With Husebø half-gone and only contributing a handful of lyrics (and then-session guitarist Arve Isdal replacing Kronheim), Bjørnson regained total control of Enslaved’s songwriting for Below the Lights. This was inarguably to the album’s benefit: the composer maintained the more adventurous scope of Mardraum and Monumension, but made the songs simpler by not fighting for space with other people’s ideas. Opener As Fire Swept Clean the Earth instantly illustrates this, layering polyrhythmic drum patterns beneath some accessible, looping black metal chords.
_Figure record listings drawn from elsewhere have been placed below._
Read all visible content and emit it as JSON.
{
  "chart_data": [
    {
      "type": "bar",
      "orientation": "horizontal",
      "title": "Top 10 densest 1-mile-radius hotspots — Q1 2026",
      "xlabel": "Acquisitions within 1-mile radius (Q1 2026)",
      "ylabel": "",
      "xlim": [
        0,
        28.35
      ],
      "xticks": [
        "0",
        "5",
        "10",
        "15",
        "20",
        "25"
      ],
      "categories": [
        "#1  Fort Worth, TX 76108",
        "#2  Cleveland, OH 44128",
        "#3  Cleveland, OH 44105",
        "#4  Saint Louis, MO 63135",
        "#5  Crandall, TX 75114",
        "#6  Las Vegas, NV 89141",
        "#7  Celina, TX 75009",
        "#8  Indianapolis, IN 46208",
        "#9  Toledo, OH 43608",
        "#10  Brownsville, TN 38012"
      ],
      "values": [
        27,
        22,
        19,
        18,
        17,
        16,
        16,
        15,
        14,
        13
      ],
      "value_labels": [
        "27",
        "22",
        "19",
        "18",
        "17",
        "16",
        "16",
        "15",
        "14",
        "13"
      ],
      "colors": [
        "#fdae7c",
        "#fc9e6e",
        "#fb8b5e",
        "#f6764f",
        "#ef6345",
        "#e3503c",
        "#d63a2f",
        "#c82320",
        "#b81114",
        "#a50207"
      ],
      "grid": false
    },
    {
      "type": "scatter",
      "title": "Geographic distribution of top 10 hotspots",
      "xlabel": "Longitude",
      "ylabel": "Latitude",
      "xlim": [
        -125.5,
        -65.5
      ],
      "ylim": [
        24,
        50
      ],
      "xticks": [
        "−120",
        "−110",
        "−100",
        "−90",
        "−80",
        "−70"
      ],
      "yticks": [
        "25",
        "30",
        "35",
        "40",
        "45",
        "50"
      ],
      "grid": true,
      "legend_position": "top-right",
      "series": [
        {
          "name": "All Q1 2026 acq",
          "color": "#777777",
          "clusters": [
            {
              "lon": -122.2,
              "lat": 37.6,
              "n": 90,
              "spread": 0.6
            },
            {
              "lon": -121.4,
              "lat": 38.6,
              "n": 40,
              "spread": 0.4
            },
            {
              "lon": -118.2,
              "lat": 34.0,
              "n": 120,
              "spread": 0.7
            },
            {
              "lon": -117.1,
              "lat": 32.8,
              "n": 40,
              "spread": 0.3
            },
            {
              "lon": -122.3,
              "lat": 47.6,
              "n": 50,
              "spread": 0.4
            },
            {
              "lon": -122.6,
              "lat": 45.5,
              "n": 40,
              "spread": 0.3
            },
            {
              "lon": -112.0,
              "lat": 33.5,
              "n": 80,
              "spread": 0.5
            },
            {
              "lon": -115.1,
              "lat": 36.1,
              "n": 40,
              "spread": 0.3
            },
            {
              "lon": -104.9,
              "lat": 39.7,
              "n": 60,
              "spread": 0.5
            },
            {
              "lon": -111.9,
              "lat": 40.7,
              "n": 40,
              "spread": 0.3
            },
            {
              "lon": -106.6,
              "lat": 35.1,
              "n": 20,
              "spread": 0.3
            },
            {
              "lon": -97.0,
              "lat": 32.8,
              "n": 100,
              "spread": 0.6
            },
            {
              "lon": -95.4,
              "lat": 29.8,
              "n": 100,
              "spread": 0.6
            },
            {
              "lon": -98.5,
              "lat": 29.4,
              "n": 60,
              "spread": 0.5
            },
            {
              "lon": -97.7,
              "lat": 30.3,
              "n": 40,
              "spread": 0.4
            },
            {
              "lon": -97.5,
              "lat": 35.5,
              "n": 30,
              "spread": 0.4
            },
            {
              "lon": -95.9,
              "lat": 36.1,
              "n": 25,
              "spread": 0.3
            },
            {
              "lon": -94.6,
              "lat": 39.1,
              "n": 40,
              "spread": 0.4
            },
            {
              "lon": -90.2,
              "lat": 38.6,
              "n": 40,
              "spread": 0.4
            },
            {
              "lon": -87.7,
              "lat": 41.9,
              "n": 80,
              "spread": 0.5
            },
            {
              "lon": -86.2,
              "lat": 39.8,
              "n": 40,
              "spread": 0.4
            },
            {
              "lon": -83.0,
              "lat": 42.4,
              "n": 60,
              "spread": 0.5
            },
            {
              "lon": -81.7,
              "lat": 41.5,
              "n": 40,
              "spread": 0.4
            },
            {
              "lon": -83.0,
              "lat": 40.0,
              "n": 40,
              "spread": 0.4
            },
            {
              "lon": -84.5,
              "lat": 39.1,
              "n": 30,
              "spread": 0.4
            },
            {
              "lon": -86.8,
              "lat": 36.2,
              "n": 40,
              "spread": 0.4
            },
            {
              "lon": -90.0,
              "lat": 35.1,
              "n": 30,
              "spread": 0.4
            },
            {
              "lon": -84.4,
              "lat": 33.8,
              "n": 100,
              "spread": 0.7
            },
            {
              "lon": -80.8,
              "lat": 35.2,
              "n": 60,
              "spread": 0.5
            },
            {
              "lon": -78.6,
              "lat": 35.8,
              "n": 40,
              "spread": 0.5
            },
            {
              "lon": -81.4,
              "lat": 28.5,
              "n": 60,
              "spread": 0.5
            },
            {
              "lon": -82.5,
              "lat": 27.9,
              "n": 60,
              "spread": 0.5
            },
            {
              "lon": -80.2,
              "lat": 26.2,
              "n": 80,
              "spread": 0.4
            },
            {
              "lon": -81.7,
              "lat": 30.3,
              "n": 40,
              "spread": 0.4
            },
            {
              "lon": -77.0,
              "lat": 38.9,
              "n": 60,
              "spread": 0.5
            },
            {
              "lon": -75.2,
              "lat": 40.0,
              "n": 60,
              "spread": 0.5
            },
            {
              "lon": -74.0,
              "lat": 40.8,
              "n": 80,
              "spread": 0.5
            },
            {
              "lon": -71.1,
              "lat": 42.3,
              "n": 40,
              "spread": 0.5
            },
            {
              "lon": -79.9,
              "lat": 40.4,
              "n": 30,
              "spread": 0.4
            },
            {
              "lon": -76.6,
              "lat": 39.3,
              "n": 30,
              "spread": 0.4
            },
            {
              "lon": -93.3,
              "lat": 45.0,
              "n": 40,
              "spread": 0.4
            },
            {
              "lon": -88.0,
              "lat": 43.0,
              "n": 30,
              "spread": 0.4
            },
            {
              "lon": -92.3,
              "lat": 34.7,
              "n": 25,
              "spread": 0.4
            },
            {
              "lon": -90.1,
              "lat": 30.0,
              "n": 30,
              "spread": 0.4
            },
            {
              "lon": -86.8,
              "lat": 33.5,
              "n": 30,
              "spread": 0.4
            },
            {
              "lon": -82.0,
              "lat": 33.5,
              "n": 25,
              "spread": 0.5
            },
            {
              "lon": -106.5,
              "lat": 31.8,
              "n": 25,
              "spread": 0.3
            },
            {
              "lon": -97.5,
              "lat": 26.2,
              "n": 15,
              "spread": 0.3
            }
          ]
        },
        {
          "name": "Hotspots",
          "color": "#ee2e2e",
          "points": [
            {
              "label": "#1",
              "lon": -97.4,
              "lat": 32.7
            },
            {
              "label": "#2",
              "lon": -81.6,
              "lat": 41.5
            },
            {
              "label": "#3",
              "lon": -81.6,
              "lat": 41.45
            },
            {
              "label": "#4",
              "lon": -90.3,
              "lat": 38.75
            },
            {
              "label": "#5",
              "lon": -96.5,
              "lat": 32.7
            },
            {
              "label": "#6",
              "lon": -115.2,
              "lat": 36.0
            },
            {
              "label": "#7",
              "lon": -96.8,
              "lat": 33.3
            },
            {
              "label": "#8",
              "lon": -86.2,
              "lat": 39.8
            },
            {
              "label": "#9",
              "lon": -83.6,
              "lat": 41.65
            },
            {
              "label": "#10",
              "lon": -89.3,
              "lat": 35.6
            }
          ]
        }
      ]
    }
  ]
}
Even The Crossing, despite all of its post-rock escalation and that nine-minute run-time, feels easier to understand than what was in Enslaved’s immediate past. The smooth acoustic passages add so much space to breathe, and often continue underneath the song’s blasts of explosive yet atmospheric metal. Then Queen of Night kickstarts as a flutey folk piece before launching into a marching hard rock drum beat and a callous-shredding guitar solo. It’s like it’s apologising to metalheads for its own whimsical opening.
The standout song for so many, however, is Havenless. The half-viking-chorus-half-black-metal-rager has become a fixture of the Enslaved setlist, bolstered by its burly-as-fuck opening of baritone Old Norse war chants. With its stomping kick drum and isolated guitar chords, it’s the purest, simplest form of “viking metal” you’ll ever find.
When released on April 14, 2003, Below the Lights wasn’t an overnight smash, but it signposted great things to come. Despite not charting, it was hailed as Enslaved’s best album by contemporary critics. It also marked the end of the band’s Osmose deal at the perfect time: off the back of the underground buzz, they signed with former Emperor and Opeth label Candlelight in 2004. That year’s Isa album was as beloved as its predecessor, then follow-up Ruun saw the band chart for the first time in their native Norway.
Even today, 16 albums in, Enslaved perform the same balancing act of avant-garde songwriting and primal black metal nastiness that Below the Lights refined. Now with added synthpop and space rock segments, they self-categorise as all the best bands in your record collection rolled into one. And, were it not for their masterwork’s perfection of their metal core and progressive flourishes, who knows if they’d have ever made it this far?
Enslaved’s new album, Heimdal, is out now via Nuclear Blast. The band will co-headline Incineration Festival, London, on May 13 and perform Below the Lights in full at A Night of Salvation, Manchester, on November 3.